17,2 milliards d'euros, c'est le manque à gagner des organisateurs de salons franciliens pour 2020. A cela s'ajoute 3,4 milliards d'euros de retombées économiques dont n'a pas bénéficié, l'an dernier, la région Ile-de-France. On le sait, l'événementiel est l'un des secteurs d'activité les plus frappés par la crise sanitaire. Selon le dernier baromètre annuel de la CCI Paris Ile-de-France, 317 salons ont été annulés ou organisés en version digitale entre mars et décembre. Leur fréquentation a chuté de près de 80% avec 7,4 millions de visiteurs en moins.

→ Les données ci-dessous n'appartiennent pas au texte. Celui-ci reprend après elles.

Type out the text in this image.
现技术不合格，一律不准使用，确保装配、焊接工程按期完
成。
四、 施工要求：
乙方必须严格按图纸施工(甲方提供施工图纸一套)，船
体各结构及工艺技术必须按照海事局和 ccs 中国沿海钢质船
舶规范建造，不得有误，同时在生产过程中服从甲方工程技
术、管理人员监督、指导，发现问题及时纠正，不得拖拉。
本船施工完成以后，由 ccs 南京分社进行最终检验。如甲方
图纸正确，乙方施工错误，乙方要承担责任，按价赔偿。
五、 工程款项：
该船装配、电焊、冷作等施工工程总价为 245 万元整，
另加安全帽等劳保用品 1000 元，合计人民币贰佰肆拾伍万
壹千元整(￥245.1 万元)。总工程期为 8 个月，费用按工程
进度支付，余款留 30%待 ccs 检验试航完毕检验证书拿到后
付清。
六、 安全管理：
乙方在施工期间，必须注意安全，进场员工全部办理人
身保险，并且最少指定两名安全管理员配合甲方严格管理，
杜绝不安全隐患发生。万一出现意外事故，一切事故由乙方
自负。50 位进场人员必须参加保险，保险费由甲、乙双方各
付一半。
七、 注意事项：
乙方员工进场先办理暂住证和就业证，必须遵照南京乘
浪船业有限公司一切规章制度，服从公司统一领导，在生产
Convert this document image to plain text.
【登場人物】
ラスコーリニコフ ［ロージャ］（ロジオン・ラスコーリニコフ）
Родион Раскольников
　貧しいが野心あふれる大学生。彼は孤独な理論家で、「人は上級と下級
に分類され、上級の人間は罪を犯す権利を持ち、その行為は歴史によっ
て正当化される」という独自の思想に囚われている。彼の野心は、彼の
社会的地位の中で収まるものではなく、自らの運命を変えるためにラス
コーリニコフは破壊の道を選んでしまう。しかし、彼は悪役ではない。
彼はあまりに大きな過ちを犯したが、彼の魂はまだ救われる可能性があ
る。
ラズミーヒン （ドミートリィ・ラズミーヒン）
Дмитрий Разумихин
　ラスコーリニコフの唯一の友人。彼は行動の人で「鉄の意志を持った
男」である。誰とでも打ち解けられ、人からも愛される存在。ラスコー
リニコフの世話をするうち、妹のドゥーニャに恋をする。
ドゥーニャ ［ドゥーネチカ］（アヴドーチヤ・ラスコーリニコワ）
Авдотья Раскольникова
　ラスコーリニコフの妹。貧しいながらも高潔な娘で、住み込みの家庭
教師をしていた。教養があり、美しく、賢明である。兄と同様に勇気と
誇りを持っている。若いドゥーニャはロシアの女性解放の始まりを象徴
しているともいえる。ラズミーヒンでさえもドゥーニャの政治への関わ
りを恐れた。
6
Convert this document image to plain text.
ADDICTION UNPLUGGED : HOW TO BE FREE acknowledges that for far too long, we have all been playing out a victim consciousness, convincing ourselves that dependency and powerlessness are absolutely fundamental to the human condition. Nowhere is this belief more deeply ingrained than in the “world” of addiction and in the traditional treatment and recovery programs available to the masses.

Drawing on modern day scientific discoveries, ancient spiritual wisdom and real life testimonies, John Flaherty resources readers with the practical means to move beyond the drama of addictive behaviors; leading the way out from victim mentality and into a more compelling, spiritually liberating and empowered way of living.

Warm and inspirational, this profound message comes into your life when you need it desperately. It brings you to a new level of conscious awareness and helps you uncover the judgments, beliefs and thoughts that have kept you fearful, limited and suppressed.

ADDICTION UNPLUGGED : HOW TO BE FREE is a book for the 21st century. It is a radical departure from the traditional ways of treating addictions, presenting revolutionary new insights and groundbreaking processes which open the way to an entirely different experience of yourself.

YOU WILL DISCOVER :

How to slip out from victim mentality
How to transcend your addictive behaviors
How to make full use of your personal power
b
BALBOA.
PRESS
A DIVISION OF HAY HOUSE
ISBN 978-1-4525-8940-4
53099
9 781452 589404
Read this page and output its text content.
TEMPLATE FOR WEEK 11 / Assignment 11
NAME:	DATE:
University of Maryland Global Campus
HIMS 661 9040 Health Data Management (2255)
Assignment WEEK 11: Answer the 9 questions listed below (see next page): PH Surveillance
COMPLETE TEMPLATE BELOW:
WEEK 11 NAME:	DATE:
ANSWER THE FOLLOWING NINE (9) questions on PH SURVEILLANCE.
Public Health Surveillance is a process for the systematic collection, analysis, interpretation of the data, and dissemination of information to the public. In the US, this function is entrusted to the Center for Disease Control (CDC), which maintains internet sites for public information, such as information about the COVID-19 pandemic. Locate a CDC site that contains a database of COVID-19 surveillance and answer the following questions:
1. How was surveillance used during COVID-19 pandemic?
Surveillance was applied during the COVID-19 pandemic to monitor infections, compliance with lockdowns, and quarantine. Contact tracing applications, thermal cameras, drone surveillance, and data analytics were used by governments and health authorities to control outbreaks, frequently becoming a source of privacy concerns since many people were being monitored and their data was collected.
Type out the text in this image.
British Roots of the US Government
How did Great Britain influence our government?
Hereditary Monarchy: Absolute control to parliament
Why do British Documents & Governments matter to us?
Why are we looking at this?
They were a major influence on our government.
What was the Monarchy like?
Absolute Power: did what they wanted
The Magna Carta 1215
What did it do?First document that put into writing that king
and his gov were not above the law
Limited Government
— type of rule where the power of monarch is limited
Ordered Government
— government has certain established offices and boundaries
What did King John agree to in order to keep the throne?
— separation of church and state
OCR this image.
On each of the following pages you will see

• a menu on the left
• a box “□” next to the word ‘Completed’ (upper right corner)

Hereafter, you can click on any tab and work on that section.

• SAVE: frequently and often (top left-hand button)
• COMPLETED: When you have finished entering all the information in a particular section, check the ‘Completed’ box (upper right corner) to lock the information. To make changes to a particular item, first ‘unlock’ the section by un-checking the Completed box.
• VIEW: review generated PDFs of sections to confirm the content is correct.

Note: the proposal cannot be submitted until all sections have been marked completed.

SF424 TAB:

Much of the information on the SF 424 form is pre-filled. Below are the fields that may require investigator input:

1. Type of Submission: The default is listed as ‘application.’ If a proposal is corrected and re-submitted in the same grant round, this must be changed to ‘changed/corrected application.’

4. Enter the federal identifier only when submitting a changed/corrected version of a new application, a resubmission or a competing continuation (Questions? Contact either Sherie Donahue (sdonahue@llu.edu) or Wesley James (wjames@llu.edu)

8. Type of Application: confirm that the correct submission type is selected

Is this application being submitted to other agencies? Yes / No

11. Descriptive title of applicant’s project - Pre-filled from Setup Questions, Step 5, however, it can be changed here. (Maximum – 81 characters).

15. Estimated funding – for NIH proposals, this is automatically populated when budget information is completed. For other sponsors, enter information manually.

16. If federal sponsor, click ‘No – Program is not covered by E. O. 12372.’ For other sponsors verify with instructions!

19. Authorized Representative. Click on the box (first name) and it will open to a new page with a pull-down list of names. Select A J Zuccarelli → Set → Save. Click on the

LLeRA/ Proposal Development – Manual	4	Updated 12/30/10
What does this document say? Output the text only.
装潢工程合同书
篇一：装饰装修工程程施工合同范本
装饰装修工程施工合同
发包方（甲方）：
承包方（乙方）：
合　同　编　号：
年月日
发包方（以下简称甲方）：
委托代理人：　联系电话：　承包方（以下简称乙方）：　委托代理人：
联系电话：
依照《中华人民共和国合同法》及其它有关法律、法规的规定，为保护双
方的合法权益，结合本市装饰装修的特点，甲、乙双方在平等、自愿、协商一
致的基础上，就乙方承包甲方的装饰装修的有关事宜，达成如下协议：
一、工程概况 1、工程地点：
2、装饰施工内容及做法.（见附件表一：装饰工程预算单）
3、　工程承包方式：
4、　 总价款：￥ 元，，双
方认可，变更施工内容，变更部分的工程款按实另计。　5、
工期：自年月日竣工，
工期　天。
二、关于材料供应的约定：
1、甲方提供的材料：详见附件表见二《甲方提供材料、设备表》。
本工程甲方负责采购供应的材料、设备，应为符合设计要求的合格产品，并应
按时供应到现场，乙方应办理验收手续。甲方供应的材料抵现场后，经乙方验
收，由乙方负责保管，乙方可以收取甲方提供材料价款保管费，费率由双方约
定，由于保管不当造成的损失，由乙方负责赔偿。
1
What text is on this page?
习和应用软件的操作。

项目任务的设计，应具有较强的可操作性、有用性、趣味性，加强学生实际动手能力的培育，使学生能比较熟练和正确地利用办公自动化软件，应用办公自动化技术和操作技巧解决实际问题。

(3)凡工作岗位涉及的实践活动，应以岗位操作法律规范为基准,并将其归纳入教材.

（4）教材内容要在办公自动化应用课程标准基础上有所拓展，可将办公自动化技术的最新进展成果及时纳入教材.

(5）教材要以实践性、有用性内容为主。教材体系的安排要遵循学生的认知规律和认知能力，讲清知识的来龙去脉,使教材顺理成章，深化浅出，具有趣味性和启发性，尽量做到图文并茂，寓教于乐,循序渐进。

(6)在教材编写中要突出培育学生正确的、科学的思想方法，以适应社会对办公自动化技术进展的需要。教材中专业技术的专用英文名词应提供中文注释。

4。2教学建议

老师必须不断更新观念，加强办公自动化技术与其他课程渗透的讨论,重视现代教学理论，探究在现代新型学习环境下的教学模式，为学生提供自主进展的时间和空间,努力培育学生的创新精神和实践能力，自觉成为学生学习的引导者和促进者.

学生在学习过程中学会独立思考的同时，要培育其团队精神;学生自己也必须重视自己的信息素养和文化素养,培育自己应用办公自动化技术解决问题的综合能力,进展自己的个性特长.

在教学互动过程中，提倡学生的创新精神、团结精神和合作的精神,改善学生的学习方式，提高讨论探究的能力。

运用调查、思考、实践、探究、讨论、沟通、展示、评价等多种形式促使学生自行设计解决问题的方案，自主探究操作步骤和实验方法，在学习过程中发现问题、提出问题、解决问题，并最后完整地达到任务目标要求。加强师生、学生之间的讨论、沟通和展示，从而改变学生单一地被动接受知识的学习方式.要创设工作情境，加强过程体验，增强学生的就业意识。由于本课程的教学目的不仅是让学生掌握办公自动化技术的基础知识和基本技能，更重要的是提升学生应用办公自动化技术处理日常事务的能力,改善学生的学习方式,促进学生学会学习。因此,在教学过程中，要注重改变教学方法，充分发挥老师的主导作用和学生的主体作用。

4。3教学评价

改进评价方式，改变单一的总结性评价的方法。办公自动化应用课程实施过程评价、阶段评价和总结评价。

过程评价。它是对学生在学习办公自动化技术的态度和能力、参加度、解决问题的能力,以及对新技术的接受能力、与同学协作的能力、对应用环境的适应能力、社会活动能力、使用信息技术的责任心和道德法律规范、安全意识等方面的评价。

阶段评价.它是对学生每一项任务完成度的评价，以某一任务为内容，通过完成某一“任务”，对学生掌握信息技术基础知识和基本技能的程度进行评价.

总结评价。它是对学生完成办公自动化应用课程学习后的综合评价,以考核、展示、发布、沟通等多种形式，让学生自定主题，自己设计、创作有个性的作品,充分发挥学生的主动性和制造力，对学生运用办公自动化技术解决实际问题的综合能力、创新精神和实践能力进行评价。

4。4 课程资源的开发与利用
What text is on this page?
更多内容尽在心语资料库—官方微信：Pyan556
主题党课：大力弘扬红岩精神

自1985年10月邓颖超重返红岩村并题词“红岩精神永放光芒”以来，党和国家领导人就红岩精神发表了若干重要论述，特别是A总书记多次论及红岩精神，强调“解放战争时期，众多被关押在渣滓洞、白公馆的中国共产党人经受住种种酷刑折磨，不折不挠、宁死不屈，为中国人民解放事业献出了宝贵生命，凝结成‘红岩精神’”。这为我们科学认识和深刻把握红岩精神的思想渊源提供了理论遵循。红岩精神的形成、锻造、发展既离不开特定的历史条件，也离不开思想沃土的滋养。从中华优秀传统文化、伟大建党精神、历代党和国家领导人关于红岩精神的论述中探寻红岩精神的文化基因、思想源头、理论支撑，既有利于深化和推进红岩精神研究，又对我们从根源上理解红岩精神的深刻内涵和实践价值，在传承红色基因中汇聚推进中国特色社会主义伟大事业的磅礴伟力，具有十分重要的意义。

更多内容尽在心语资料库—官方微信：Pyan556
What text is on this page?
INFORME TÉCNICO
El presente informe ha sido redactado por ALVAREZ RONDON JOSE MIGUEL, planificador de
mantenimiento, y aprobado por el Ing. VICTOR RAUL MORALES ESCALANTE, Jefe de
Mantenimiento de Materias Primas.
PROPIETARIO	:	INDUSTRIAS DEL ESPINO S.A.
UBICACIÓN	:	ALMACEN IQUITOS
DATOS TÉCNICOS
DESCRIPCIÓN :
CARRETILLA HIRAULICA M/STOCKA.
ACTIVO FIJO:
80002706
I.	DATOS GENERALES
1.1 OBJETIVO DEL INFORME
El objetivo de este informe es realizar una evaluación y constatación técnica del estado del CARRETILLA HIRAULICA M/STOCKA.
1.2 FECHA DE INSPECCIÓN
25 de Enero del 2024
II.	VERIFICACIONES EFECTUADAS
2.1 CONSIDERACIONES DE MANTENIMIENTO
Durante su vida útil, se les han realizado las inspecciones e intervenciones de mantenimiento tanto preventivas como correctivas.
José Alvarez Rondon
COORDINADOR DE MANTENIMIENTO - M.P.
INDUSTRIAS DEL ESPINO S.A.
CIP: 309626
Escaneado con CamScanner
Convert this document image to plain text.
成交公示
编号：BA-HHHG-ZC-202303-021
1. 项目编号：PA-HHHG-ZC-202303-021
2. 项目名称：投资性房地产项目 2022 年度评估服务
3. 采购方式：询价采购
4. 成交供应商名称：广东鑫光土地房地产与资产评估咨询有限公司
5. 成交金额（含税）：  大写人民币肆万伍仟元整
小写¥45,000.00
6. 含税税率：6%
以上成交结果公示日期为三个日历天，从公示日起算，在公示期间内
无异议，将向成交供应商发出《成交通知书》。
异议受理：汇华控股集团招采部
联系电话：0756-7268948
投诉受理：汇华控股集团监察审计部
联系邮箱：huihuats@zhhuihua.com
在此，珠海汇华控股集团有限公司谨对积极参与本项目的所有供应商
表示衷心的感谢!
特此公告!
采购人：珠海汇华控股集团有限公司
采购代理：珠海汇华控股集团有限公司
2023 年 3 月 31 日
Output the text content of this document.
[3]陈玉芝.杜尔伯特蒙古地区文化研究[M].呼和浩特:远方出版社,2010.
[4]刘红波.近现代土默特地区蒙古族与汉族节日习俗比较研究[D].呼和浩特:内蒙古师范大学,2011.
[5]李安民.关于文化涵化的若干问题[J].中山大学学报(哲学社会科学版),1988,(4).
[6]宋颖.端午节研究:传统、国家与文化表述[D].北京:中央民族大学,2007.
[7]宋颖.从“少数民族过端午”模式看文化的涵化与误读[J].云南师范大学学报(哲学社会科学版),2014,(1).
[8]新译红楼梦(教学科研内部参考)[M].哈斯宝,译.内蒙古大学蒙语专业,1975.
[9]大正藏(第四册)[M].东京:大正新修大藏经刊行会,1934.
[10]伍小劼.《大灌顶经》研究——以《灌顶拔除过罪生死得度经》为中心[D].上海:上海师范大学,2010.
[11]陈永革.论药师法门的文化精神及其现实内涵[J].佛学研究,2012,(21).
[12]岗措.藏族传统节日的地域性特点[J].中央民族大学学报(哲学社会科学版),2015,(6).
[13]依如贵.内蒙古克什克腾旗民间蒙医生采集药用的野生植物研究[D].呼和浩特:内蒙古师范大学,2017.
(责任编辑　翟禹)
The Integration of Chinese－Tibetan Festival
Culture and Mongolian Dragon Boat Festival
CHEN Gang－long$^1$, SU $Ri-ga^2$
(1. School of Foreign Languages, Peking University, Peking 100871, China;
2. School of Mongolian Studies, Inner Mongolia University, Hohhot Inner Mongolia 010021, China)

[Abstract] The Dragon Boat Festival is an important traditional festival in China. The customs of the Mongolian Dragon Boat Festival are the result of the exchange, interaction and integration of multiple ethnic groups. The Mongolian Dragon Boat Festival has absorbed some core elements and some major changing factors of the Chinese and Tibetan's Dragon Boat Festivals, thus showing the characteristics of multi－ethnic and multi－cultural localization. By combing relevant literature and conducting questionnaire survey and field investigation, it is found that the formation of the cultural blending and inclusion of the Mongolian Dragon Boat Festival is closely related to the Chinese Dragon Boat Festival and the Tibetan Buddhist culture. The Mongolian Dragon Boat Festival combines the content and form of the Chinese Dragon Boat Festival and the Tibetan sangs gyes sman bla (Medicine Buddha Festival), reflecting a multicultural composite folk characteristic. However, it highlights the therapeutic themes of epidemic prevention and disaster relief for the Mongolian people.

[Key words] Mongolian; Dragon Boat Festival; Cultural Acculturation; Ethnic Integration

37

Avec la pandémie, les organisateurs n'ont pas eu d'autre choix que de repousser puis d'annuler leurs événements ou de proposer une déclinaison digitale. Seuls, 28 % des salons ont une connu une existence numérique selon la même étude. Pas évident, en effet, pour les organisateurs de remettre en question un modèle rôdé depuis des dizaines d'années.

"Les dix mois d'expérience du digital n'ont pas réussi à dégagé une viabilité économique, observe Lionel Malard, consultant pour les professionnels de l'événementiel et fondateur du cabinet Arthémuse. Personne n'a réussi à gagner de l'argent. Au mieux, en proposant un événement à moindre coût, les organisateurs ont réussi à équilibrer leurs dépenses."

"Proposer de nouveaux formats, des modes inédits d'interactions entre exposants et visiteurs"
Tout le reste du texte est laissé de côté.